In the epic grandeur of such pictures as these there is something akin
to sadness, though assuredly Millet did not mean them to be sad. Did he
not say of the "Woman Carrying Water": "I have avoided, as I always do,
with a sort of horror, everything that might verge on the sentimental"?
He wished her to seem "to do her work simply and cheerfully ... as a
part of her daily task and the habit of her life." And he was not always
in the austere and epical mood. He could be idyllic as well, and if he
could not see "the joyous side" of life or nature he could feel and make
us feel the charm of tranquillity. Indeed, this remark of his about the
joyous side of things was made in the dark, early days when life was
hardest for him. He broadened in his view as he grew older and
conditions became more tolerable, and he has painted a whole series of
little pictures of family life and of childhood that, in their smiling
seriousness, are endlessly delightful.

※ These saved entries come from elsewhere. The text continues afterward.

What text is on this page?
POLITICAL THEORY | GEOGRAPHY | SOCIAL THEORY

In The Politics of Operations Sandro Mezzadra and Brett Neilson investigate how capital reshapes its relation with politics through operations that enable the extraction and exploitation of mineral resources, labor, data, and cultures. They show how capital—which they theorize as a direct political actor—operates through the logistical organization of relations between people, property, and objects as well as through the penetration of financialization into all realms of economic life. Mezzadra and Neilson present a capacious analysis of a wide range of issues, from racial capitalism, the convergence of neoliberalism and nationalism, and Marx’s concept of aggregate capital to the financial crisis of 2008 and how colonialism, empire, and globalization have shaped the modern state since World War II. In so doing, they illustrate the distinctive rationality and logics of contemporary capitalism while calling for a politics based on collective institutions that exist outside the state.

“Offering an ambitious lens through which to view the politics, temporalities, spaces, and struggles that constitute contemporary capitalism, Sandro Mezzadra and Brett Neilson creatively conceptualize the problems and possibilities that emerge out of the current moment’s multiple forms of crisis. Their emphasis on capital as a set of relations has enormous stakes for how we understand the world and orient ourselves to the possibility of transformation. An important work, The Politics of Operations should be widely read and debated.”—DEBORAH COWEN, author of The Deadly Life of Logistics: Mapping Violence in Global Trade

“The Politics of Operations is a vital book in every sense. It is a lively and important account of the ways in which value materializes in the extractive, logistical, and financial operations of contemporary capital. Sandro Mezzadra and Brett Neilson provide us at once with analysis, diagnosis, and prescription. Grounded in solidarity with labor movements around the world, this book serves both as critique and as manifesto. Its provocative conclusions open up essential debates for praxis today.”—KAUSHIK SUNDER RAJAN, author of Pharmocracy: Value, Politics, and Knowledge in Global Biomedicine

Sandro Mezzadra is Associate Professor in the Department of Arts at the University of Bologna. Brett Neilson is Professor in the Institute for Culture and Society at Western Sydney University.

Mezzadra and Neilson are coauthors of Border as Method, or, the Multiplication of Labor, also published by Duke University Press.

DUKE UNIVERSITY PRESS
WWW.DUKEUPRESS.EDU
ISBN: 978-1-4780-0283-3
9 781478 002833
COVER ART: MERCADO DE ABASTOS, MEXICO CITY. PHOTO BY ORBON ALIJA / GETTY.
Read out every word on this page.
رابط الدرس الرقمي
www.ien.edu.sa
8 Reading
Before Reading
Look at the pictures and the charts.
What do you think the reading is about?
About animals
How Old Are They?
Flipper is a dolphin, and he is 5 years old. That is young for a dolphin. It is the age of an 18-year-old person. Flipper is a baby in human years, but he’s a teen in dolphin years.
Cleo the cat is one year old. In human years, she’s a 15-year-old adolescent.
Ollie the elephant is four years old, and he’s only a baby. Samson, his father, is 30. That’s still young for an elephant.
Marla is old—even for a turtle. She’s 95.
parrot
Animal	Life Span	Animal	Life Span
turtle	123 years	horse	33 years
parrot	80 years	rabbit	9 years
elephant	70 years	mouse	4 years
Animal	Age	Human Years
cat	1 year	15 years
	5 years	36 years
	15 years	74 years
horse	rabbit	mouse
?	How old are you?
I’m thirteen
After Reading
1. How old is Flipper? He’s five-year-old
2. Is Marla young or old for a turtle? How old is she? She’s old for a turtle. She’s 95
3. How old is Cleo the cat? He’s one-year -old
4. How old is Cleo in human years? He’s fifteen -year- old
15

The same science, the same
thoughtfulness, the same concentration and intellectual grasp that
defined for us the superb gesture of "The Sower" have gone to the
depiction of the adorable uncertainty, between walking and falling, of
those "First Steps" (Pl. 8) from the mother's lap to the outstretched
arms of the father; and the result, in this case as in the other, is a
thing perfectly and permanently expressed.